The Darwinian explanation for “genetic assimilation” can be illustrated with the midwife toad of Paul Kammerer, Koestler's favorite example—for Kammerer, ironically, performed a Darwinian experiment without recognizing it. This terrestrial toad descended from aquatic ancestors that grow roughened ridges on their forefeet—the nuptial pads. Males use these pads to hold the female while mating in their slippery environment. Midwife toads, copulating on
terra firma
, have lost the pads, although a few anomalous individuals do develop them in rudimentary form—indicating that the genetic capacity for producing pads has not been entirely lost.

Kammerer forced some midwife toads to breed in water and raised the next generation from the few eggs that had survived in this inhospitable environment. After repeating the process for several generations, Kammerer produced males with nuptial pads (even though one later received an injection of India ink, perhaps not by Kammerer, to heighten the effect). Kammerer concluded that he had demonstrated a Lamarckian effect: he had returned the midwife toad to its ancestral environment; it had reacquired an ancestral adaptation and passed it on in genetic form to offspring.
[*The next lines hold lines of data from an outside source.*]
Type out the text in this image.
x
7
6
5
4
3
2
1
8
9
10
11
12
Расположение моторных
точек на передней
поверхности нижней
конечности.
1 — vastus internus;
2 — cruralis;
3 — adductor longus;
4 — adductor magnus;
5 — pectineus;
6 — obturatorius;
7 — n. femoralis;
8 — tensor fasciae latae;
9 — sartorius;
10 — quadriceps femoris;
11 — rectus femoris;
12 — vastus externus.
But Kammerer had really performed a Darwinian experiment: when he forced the toads to breed in water, only a few eggs survived. Kammerer had exerted a strong selection pressure for whatever genetic variation encourages success in water. And he reinforced this pressure over several generations. Kammerer's selection had gathered together the genes that favor aquatic life—a combination that no parent of the first generation possessed. Since nuptial pads are an aquatic adaptation, their expression may be tied to the set of genes that confer success in water—a set enhanced in frequency by Kammerer's Darwinian selection. Likewise, the ostrich may first develop callosities as a nongenetic adaptation. But the habit of kneeling, reinforced by these callosities, also sets up new selective pressures for the preservation of random genetic variation that may also code for these features. The callosities themselves are not mysteriously transferred by inheritance of acquired characters from adult to juvenile.